2. Attacker uses kubectl exec or similar tools to execute commands within a pod.
3. The executed command attempts to read sensitive files or directories within the pod’s filesystem, such as /var/run/secrets/kubernetes.io/serviceaccount/token to obtain the pod’s service account token.
4. The command may also target host-level files if the pod has hostPath mounts or runs in a privileged context, like /etc/shadow or /etc/passwd for credential access.
5. The attacker may attempt to dump process environments via /proc/<pid>/environ to extract sensitive information stored as environment variables.
6. The attacker leverages obtained credentials or configuration to move laterally to other pods or nodes within the cluster.
7. The attacker escalates privileges within the cluster by abusing stolen service account tokens or node credentials.
8. The final objective is to exfiltrate sensitive data, deploy malicious workloads, or disrupt services within the Kubernetes environment.

Impact

A successful attack can lead to the compromise of sensitive data, including credentials, configuration files, and application secrets.
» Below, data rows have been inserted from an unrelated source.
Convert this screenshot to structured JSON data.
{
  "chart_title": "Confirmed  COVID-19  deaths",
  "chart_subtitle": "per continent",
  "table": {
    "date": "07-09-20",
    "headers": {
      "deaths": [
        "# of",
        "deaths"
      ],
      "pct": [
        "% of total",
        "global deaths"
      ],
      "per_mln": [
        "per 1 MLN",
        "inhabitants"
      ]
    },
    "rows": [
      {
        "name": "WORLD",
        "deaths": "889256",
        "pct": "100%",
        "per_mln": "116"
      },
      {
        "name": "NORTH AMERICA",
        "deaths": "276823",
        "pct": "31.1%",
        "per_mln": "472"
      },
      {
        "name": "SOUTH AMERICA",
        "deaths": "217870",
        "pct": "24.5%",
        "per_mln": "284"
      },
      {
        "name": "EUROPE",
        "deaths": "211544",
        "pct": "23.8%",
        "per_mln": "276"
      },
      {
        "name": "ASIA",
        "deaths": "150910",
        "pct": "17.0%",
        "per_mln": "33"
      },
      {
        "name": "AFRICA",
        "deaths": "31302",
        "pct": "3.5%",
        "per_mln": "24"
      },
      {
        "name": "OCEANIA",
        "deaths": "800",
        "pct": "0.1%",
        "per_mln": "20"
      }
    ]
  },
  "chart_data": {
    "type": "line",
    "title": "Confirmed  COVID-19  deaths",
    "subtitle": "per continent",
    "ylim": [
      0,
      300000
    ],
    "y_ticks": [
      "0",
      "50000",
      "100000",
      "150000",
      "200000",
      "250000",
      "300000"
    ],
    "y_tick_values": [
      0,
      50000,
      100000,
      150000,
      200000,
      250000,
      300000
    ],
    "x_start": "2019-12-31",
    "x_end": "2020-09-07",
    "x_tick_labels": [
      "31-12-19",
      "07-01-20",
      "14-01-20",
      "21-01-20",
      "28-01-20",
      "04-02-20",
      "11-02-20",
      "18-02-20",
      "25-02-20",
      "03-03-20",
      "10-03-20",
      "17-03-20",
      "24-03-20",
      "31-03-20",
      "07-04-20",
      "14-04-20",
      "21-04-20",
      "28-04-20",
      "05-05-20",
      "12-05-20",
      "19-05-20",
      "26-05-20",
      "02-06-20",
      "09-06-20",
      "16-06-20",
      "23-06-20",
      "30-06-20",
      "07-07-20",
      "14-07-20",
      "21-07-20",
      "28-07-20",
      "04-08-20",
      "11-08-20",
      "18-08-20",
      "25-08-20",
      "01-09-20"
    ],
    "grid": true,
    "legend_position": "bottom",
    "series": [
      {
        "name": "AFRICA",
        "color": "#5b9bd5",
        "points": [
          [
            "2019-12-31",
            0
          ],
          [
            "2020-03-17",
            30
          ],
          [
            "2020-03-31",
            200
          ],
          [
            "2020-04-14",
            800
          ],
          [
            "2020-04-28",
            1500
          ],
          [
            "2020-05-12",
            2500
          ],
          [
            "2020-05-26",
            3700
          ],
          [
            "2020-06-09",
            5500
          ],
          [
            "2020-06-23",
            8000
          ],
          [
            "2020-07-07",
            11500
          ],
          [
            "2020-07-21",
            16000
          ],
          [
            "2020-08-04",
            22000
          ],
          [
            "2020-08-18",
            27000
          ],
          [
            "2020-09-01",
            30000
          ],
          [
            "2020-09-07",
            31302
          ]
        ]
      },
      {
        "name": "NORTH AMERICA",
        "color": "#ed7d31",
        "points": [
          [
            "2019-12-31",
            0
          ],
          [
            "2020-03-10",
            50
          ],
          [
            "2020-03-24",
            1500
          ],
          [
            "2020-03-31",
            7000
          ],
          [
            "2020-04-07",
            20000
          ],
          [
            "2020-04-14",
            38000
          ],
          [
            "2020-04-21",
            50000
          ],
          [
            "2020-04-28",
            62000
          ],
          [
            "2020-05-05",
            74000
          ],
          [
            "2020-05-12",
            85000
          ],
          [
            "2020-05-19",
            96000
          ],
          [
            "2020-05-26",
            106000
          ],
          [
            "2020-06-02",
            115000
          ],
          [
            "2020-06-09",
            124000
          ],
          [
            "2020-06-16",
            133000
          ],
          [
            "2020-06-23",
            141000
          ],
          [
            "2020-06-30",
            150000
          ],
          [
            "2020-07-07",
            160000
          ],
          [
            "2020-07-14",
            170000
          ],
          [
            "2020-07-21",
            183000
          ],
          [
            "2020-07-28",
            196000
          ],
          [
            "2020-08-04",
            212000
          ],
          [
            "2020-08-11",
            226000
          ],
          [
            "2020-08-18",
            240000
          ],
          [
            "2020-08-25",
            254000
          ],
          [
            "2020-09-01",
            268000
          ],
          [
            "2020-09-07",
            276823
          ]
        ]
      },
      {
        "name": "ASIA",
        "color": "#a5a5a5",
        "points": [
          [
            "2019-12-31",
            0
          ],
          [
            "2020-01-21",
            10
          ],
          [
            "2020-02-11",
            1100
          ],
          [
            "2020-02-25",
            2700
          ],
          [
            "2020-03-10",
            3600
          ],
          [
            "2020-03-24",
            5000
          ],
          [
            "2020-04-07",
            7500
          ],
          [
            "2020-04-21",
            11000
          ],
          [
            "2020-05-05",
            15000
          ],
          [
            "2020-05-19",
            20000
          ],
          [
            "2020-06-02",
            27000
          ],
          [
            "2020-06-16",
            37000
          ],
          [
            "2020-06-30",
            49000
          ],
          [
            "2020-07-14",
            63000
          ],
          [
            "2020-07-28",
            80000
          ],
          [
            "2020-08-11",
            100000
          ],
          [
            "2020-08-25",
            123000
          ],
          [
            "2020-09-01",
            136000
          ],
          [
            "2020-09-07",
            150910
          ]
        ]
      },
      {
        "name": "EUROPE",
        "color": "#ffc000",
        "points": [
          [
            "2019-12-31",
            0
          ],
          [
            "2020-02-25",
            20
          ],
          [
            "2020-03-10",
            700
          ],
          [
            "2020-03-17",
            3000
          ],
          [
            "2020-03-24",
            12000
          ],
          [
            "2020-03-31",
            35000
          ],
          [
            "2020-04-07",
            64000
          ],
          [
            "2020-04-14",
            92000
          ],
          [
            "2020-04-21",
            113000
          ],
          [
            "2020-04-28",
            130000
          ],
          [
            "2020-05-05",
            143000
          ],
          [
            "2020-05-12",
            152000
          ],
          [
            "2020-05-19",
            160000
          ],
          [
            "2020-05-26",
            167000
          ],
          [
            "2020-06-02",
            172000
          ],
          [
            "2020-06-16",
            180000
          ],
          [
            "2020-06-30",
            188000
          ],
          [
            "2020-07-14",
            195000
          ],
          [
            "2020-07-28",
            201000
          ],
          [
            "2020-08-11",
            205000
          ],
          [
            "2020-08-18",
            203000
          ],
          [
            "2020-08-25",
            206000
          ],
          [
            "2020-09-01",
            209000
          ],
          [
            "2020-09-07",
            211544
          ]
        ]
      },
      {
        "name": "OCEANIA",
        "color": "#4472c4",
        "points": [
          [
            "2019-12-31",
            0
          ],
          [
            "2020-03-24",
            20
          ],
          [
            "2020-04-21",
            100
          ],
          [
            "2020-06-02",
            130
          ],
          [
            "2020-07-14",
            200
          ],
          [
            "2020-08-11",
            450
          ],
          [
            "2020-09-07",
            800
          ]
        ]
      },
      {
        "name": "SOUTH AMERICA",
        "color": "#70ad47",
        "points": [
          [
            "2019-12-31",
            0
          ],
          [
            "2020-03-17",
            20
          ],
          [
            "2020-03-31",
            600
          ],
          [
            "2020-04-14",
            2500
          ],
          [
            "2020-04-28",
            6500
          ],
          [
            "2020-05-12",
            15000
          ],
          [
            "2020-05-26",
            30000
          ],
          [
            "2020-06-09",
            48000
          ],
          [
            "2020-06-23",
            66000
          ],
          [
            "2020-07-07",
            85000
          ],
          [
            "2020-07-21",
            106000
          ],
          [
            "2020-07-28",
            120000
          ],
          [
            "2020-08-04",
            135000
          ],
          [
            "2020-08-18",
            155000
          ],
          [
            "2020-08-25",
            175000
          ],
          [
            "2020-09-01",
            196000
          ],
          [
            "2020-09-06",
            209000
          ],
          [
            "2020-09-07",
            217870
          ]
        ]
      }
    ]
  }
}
This can enable attackers to move laterally within the Kubernetes cluster, escalate privileges, and potentially gain control over the entire environment. The severity of the impact depends on the sensitivity of the data exposed and the level of access achieved by the attacker.

Recommendation

• Deploy the provided Sigma rule to your SIEM to detect sensitive file access within Kubernetes pod exec sessions.
• Investigate any alerts triggered by the Sigma rule, focusing on the Esql.access_type field to prioritize incidents.
• Review and tighten RBAC permissions for pod exec to limit access to authorized users and service accounts.
• Implement admission controls to prevent pods from running in privileged mode or using hostPath mounts unless absolutely necessary.
• Monitor Kubernetes audit logs for suspicious kubectl exec activity, including unusual command lines or access patterns.
• Regularly rotate Kubernetes service account tokens and other sensitive credentials to minimize the impact of potential breaches.
• Use the provided Kubernetes audit log query to proactively search for historical instances of sensitive file access.